In the final step, the performance of each outlet of the retailer was evaluated using the CLV metric by assigning customer value weights to each store. Further, the stores were rank-ordered based on the sum of the lifetime value of the customers and their past revenue.
Based on the store profitability analysis, the rank-order of the 30 outlets based on their lifetime value differed significantly from the rank-order based on past revenue. A similar discrepancy was observed when the past and future revenues of the customers were compared. This clearly shows that firms cannot rely on past store performance. The following table provides the comparison of store performance based on revenue and profitability (for the top 10 stores).

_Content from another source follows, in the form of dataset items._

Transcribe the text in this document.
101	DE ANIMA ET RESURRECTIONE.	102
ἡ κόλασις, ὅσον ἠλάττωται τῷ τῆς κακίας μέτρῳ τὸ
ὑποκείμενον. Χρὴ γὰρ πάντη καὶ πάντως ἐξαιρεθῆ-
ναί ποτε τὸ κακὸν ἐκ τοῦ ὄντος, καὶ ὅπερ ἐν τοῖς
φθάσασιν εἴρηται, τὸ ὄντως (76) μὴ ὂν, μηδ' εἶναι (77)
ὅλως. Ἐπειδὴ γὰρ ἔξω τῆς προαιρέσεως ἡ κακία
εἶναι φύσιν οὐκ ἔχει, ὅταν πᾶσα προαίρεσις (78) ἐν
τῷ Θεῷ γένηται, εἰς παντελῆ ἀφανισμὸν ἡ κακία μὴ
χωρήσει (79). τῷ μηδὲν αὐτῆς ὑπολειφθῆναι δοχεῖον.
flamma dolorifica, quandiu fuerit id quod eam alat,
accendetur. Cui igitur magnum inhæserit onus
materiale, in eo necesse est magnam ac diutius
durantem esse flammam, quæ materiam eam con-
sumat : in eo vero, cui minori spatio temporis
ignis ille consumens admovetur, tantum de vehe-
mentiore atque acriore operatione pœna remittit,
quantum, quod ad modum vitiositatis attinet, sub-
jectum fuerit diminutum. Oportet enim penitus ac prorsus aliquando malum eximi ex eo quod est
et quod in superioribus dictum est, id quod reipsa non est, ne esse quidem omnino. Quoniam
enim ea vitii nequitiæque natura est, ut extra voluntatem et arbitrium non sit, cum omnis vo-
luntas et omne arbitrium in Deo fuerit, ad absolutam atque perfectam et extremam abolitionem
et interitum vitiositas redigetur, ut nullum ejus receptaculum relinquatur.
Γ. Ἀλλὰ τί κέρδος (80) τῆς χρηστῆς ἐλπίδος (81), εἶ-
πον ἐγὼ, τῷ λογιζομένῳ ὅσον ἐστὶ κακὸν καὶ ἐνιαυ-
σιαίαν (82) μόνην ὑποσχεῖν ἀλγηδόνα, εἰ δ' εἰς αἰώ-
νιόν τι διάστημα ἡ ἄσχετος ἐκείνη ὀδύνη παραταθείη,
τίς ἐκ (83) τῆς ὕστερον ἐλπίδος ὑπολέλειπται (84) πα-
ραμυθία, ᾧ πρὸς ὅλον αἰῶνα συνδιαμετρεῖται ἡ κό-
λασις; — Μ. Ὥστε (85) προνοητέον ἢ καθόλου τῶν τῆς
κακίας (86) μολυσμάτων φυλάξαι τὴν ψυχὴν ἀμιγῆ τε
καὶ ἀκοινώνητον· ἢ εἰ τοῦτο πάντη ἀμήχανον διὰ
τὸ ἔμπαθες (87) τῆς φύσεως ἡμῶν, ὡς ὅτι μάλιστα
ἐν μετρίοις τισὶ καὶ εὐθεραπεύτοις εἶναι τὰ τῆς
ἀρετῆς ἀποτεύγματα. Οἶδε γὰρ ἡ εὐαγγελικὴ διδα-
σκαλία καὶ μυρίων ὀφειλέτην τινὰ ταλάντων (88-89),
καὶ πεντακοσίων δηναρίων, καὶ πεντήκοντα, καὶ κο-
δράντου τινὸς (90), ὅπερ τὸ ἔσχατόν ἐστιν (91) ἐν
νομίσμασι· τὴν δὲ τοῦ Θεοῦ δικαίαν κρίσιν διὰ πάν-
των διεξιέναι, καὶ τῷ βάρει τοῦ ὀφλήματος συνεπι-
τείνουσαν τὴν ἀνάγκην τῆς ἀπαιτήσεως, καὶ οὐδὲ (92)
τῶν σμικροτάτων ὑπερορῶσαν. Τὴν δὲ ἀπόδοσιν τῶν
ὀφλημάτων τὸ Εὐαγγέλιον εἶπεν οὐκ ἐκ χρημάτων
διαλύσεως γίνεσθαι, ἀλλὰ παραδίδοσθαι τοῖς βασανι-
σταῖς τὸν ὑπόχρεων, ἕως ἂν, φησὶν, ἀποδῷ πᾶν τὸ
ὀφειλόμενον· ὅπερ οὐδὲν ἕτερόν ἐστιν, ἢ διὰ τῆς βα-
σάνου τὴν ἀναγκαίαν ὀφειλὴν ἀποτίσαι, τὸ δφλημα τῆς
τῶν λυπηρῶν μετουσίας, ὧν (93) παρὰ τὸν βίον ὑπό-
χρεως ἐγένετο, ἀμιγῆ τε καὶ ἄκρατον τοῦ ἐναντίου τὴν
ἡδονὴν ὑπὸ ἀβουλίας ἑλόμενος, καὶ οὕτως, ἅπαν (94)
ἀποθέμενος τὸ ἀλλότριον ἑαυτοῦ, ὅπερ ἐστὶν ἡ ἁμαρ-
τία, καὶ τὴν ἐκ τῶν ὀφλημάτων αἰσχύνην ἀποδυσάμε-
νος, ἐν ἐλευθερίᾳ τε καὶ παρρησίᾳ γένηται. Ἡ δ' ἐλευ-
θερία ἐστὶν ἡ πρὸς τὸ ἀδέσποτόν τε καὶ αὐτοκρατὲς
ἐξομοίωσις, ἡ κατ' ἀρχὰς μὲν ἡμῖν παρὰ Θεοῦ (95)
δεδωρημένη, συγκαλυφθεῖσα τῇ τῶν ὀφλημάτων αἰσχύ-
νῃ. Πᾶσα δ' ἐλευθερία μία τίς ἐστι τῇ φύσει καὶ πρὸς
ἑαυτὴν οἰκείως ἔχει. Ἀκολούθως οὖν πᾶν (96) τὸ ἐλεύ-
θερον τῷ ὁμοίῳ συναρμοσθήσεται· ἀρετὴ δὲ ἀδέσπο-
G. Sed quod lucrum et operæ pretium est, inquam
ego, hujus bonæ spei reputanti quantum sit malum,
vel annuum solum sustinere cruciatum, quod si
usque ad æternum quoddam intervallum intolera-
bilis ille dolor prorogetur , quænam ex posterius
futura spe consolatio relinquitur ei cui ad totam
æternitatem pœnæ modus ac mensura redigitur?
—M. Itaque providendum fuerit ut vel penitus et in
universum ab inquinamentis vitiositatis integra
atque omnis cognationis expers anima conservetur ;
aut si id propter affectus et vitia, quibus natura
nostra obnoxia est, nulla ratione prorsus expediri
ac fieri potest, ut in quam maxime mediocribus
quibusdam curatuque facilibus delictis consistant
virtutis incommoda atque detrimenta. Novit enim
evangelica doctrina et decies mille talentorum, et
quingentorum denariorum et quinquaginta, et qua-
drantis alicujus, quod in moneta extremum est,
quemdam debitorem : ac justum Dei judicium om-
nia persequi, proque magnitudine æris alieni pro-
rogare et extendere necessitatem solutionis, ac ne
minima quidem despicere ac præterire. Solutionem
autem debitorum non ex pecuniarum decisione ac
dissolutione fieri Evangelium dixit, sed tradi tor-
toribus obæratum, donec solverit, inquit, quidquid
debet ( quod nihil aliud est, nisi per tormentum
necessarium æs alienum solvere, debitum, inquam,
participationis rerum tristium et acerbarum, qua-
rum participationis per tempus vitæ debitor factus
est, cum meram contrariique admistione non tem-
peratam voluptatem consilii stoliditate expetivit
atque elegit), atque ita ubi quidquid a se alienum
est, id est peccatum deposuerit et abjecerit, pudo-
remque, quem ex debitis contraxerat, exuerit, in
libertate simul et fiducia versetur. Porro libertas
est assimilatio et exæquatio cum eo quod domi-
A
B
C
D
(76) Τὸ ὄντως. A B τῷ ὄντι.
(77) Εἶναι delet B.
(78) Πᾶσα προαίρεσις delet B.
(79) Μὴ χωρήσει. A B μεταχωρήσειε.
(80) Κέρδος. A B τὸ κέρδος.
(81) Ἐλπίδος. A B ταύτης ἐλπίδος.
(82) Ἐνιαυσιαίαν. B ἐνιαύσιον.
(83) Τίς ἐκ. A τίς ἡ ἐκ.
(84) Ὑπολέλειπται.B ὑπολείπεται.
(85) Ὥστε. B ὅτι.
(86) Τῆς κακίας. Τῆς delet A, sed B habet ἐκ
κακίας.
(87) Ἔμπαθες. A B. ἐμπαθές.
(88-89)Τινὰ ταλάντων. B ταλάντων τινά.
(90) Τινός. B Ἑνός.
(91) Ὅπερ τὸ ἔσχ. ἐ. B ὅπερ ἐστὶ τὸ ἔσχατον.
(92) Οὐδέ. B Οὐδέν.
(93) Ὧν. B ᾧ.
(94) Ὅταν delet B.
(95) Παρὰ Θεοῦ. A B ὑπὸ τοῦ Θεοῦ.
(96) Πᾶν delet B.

A key study implication corresponded to the acquisition and retention of the right customers. For instance, it was found that the store manager should not spend more than $176 per customer (on an average) for a customer to ensure a profitable lifetime duration with the customer. In acquiring new customers, this study identified that managers can refer to the profile of a typical high CLV customer and look for new customers with similar profiles, and prioritize their resources on these customers. In addition, this study identified other important tactical and strategic implications that retailers can use to manage and maximize customer profitability as well as store profitability.
Kumar, V., Denish Shah, and Rajkumar Venkatesan (2006), “Managing retailer profitability—one customer at a time!,” Journal of Retailing, 82 (4), 277-94.